Background –The Commerce Clause of the US Constitution allows Congress to regulate Interstate Activity. The question of what exactly constitutes “interstate activity” can be tricky, but the modern era of the Court has allowed a broad interpretation (and as 6.54 puts it, “comically broad”) that has tended to uphold Congressional action.
Court’s Approach to Commerce Clause – Generally, Congress is permitted to regulate 1)Instrumentalities of interstate commerce/ persons/things in Commerce stream, 2) Channels of commerce and 3) Activities that substantially affect interstate commerce (see Gonzales v. Raich, 545 U.S. (2005)). If Congress is looking in the 3rd set of activities, then it also has the power to “regulate purely local activities that are part of an economic class of activities that have a substantial effect on interstate commerce.” This power allows Congress to regulate the entire class of economic activity. In this case – health costs and purchasing health insurance.
Main Issue Before The Court – Whether or not requiring individuals to purchase health care insurance (note: WashPost has an excellent description of exactly who is required and who is not) qualifies as an economic activity, that is subject to government regulation. Specifically, does the decision to not purchase health insurance qualify as an economic activity that has a substantial effect on that nation’s health insurance costs and markets. And if so, are there limits to what the government can require an individual to purchase?

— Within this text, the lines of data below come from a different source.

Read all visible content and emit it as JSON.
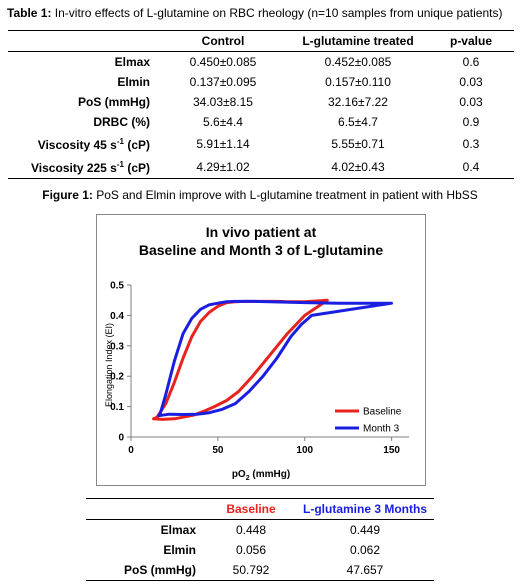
{
  "table1": {
    "caption_bold": "Table 1:",
    "caption_text": " In-vitro effects of L-glutamine on RBC rheology (n=10 samples from unique patients)",
    "headers": [
      "",
      "Control",
      "L-glutamine treated",
      "p-value"
    ],
    "rows": [
      {
        "label": "Elmax",
        "control": "0.450±0.085",
        "treated": "0.452±0.085",
        "p": "0.6"
      },
      {
        "label": "Elmin",
        "control": "0.137±0.095",
        "treated": "0.157±0.110",
        "p": "0.03"
      },
      {
        "label": "PoS (mmHg)",
        "control": "34.03±8.15",
        "treated": "32.16±7.22",
        "p": "0.03"
      },
      {
        "label": "DRBC (%)",
        "control": "5.6±4.4",
        "treated": "6.5±4.7",
        "p": "0.9"
      },
      {
        "label": "Viscosity 45 s-1 (cP)",
        "label_main": "Viscosity 45 s",
        "label_sup": "-1",
        "label_tail": " (cP)",
        "control": "5.91±1.14",
        "treated": "5.55±0.71",
        "p": "0.3"
      },
      {
        "label": "Viscosity 225 s-1 (cP)",
        "label_main": "Viscosity 225 s",
        "label_sup": "-1",
        "label_tail": " (cP)",
        "control": "4.29±1.02",
        "treated": "4.02±0.43",
        "p": "0.4"
      }
    ]
  },
  "figure1": {
    "caption_bold": "Figure 1:",
    "caption_text": " PoS and Elmin improve with L-glutamine treatment in patient with HbSS"
  },
  "chart_data": {
    "type": "line",
    "title_line1": "In vivo patient at",
    "title_line2": "Baseline and Month 3 of L-glutamine",
    "xlabel_main": "pO",
    "xlabel_sub": "2",
    "xlabel_tail": " (mmHg)",
    "ylabel": "Elongation Index (EI)",
    "xlim": [
      0,
      160
    ],
    "ylim": [
      0,
      0.5
    ],
    "xticks": [
      0,
      50,
      100,
      150
    ],
    "yticks": [
      0,
      0.1,
      0.2,
      0.3,
      0.4,
      0.5
    ],
    "ytick_labels": [
      "0",
      "0.1",
      "0.2",
      "0.3",
      "0.4",
      "0.5"
    ],
    "legend_position": "bottom-right",
    "series": [
      {
        "name": "Baseline",
        "color": "#e8221d",
        "x": [
          13,
          18,
          25,
          30,
          36,
          42,
          48,
          55,
          62,
          70,
          80,
          90,
          100,
          113,
          100,
          90,
          85,
          80,
          75,
          70,
          65,
          60,
          55,
          50,
          45,
          40,
          35,
          30,
          25,
          20,
          15,
          13
        ],
        "y": [
          0.06,
          0.058,
          0.06,
          0.065,
          0.072,
          0.085,
          0.1,
          0.12,
          0.15,
          0.2,
          0.27,
          0.34,
          0.4,
          0.45,
          0.445,
          0.445,
          0.446,
          0.446,
          0.446,
          0.446,
          0.446,
          0.445,
          0.442,
          0.43,
          0.41,
          0.38,
          0.33,
          0.26,
          0.18,
          0.11,
          0.065,
          0.06
        ]
      },
      {
        "name": "Month 3",
        "color": "#1a1ee0",
        "x": [
          16,
          22,
          30,
          38,
          45,
          52,
          60,
          68,
          76,
          84,
          92,
          98,
          104,
          150,
          140,
          120,
          100,
          80,
          70,
          60,
          55,
          50,
          45,
          40,
          35,
          30,
          25,
          20,
          17,
          16
        ],
        "y": [
          0.07,
          0.075,
          0.074,
          0.075,
          0.08,
          0.09,
          0.11,
          0.15,
          0.2,
          0.26,
          0.33,
          0.37,
          0.4,
          0.44,
          0.44,
          0.44,
          0.442,
          0.445,
          0.446,
          0.446,
          0.445,
          0.44,
          0.435,
          0.42,
          0.39,
          0.34,
          0.25,
          0.14,
          0.08,
          0.07
        ]
      }
    ]
  },
  "table2": {
    "headers": [
      "",
      "Baseline",
      "L-glutamine 3 Months"
    ],
    "rows": [
      {
        "label": "Elmax",
        "baseline": "0.448",
        "month3": "0.449"
      },
      {
        "label": "Elmin",
        "baseline": "0.056",
        "month3": "0.062"
      },
      {
        "label": "PoS (mmHg)",
        "baseline": "50.792",
        "month3": "47.657"
      }
    ]
  }
}
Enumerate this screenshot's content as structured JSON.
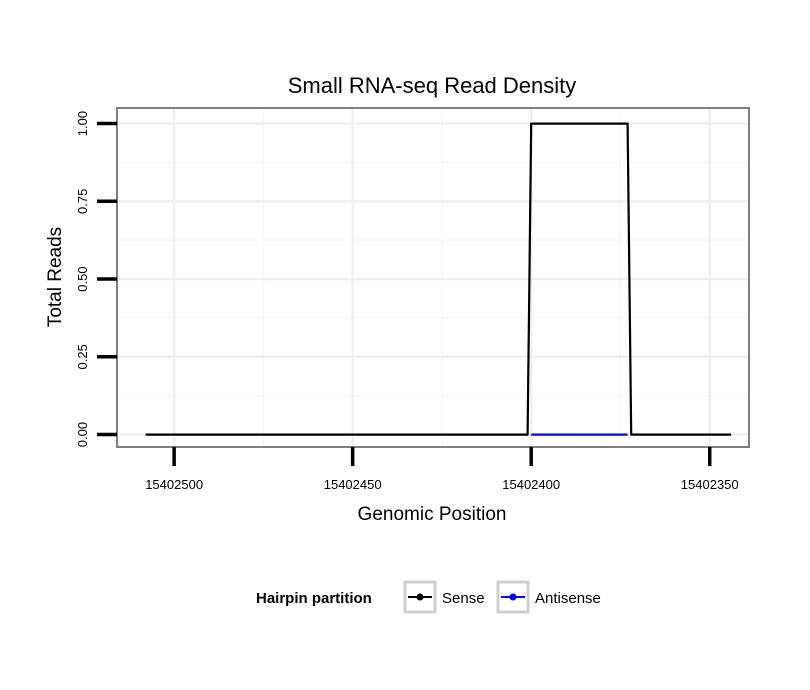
{
  "chart_data": {
    "type": "line",
    "title": "Small RNA-seq Read Density",
    "xlabel": "Genomic Position",
    "ylabel": "Total Reads",
    "xlim": [
      15402516,
      15402339
    ],
    "x_reversed": true,
    "ylim": [
      -0.04,
      1.05
    ],
    "x_ticks": [
      15402500,
      15402450,
      15402400,
      15402350
    ],
    "x_tick_labels": [
      "15402500",
      "15402450",
      "15402400",
      "15402350"
    ],
    "y_ticks": [
      0,
      0.25,
      0.5,
      0.75,
      1.0
    ],
    "y_tick_labels": [
      "0.00",
      "0.25",
      "0.50",
      "0.75",
      "1.00"
    ],
    "grid": true,
    "legend_position": "bottom",
    "legend_title": "Hairpin partition",
    "series": [
      {
        "name": "Sense",
        "color": "#000000",
        "x": [
          15402508,
          15402401,
          15402400,
          15402373,
          15402372,
          15402344
        ],
        "y": [
          0,
          0,
          1,
          1,
          0,
          0
        ]
      },
      {
        "name": "Antisense",
        "color": "#0000ff",
        "x": [
          15402400,
          15402373
        ],
        "y": [
          0,
          0
        ]
      }
    ]
  }
}
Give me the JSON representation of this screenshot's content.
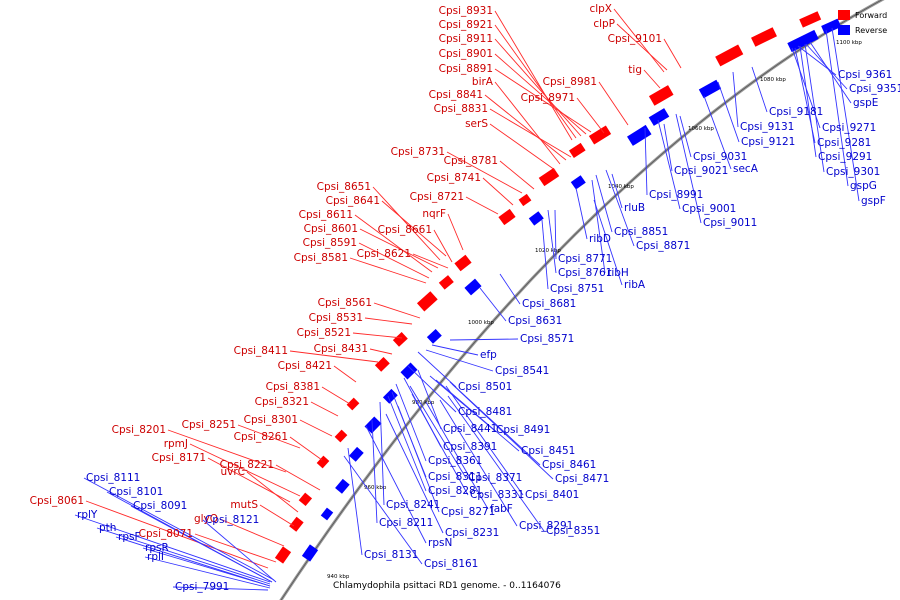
{
  "caption": "Chlamydophila psittaci RD1 genome. - 0..1164076",
  "legend": {
    "forward": "Forward",
    "reverse": "Reverse"
  },
  "colors": {
    "forward": "#ff0000",
    "reverse": "#0000ff",
    "backbone": "#888888"
  },
  "ticks": [
    "940 kbp",
    "960 kbp",
    "980 kbp",
    "1000 kbp",
    "1020 kbp",
    "1040 kbp",
    "1060 kbp",
    "1080 kbp",
    "1100 kbp"
  ],
  "forward_labels": [
    "Cpsi_8931",
    "Cpsi_8921",
    "Cpsi_8911",
    "Cpsi_8901",
    "Cpsi_8891",
    "birA",
    "Cpsi_8841",
    "Cpsi_8831",
    "serS",
    "clpX",
    "clpP",
    "Cpsi_9101",
    "tig",
    "Cpsi_8981",
    "Cpsi_8971",
    "Cpsi_8731",
    "Cpsi_8781",
    "Cpsi_8741",
    "Cpsi_8651",
    "Cpsi_8641",
    "Cpsi_8721",
    "Cpsi_8611",
    "nqrF",
    "Cpsi_8601",
    "Cpsi_8661",
    "Cpsi_8591",
    "Cpsi_8621",
    "Cpsi_8581",
    "Cpsi_8561",
    "Cpsi_8531",
    "Cpsi_8521",
    "Cpsi_8411",
    "Cpsi_8431",
    "Cpsi_8421",
    "Cpsi_8381",
    "Cpsi_8321",
    "Cpsi_8301",
    "Cpsi_8201",
    "Cpsi_8251",
    "rpmJ",
    "Cpsi_8261",
    "Cpsi_8171",
    "uvrC",
    "Cpsi_8221",
    "Cpsi_8061",
    "mutS",
    "glyQ",
    "Cpsi_8071"
  ],
  "reverse_labels": [
    "Cpsi_9361",
    "Cpsi_9351",
    "gspE",
    "Cpsi_9181",
    "Cpsi_9271",
    "Cpsi_9131",
    "Cpsi_9281",
    "Cpsi_9121",
    "Cpsi_9291",
    "Cpsi_9031",
    "Cpsi_9301",
    "Cpsi_9021",
    "secA",
    "gspG",
    "gspF",
    "Cpsi_8991",
    "Cpsi_9001",
    "rluB",
    "Cpsi_9011",
    "Cpsi_8851",
    "ribD",
    "Cpsi_8871",
    "Cpsi_8771",
    "Cpsi_8761",
    "ribH",
    "Cpsi_8751",
    "ribA",
    "Cpsi_8681",
    "Cpsi_8631",
    "Cpsi_8571",
    "efp",
    "Cpsi_8541",
    "Cpsi_8501",
    "Cpsi_8481",
    "Cpsi_8441",
    "Cpsi_8491",
    "Cpsi_8391",
    "Cpsi_8451",
    "Cpsi_8361",
    "Cpsi_8461",
    "Cpsi_8371",
    "Cpsi_8311",
    "Cpsi_8471",
    "Cpsi_8281",
    "Cpsi_8331",
    "Cpsi_8401",
    "Cpsi_8241",
    "Cpsi_8271",
    "fabF",
    "Cpsi_8111",
    "Cpsi_8291",
    "Cpsi_8101",
    "Cpsi_8351",
    "Cpsi_8091",
    "Cpsi_8121",
    "Cpsi_8211",
    "Cpsi_8231",
    "rplY",
    "pth",
    "rpsF",
    "rpsR",
    "rpsN",
    "Cpsi_8131",
    "rplI",
    "Cpsi_8161",
    "Cpsi_7991"
  ]
}
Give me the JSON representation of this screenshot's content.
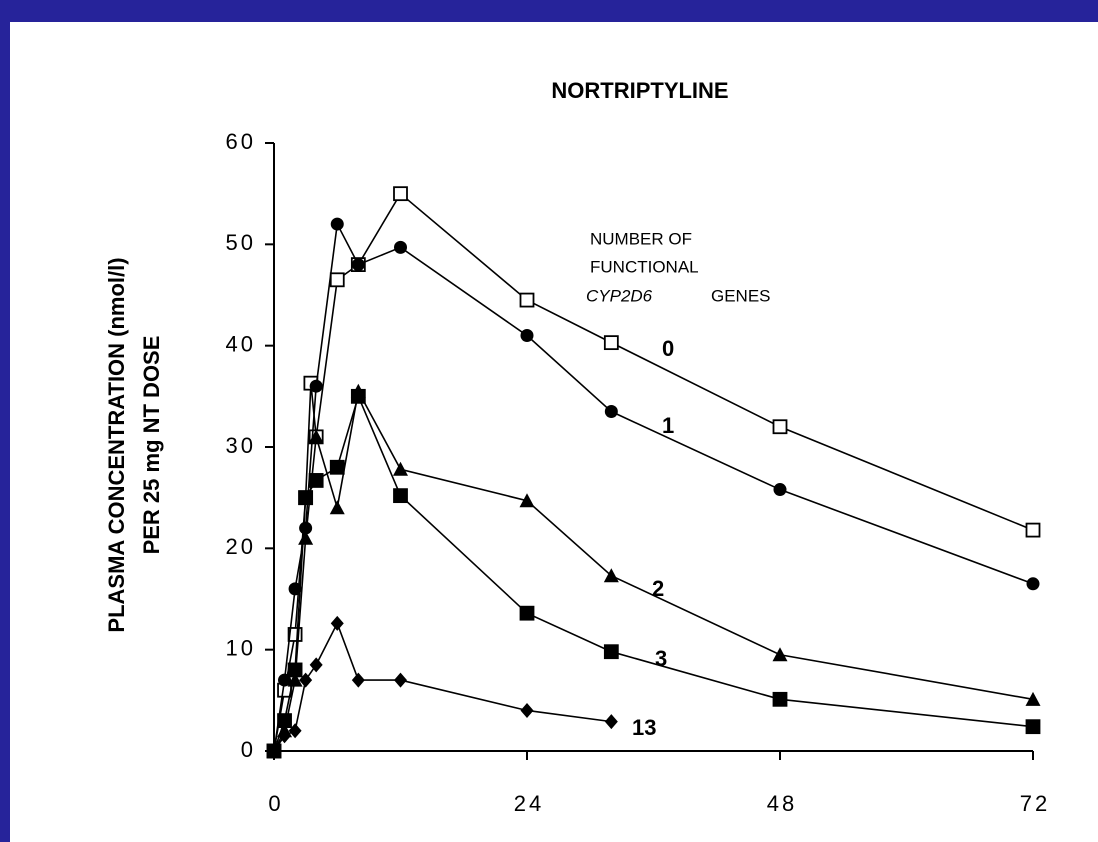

Summary of Administration’s Main Argument – In the Petitioner’s Brief, Solicitor General Verrilli argues that the minimum coverage provision “regulates economic activity that substantially affects interstate commerce” (p 23). Simply put, everyone is already engaged in the health insurance economic activity, whether they choose to purchase insurance or not. The uninsured cost over $40 billion of health care costs that are transferred to other taxpayers. This ‘activity’ then constitutes the economic conduct that effects interstate commerce – “namely the way in which individuals finance their participation in the health care market” (p 18).
Summary of Opponent’s Main Argument – In the Respondent’s Brief, Former President Bush SG Paul Clement argues that the minimum coverage provision violates the commerce clause. Opponents argue that Congress cannot compel an individual to enter into commerce (i.e. by requiring the purchase of health insurance) in order to regulate their behavior. To regulate commerce “presupposes the existence of commerce to be regulated” (p.16). In broader terms – opponents see the law as an unbounded assertion of federal power that if allowed, has virtually no limits on what the government can require an individual to do.
There are a few other arguments in play, but these are the big ones. I’ll have more as the Court transcript becomes available. Leave your thoughts in the comments. As for me – my gut tells me this will come down to which side can sway Justice Kennedy to agree with them.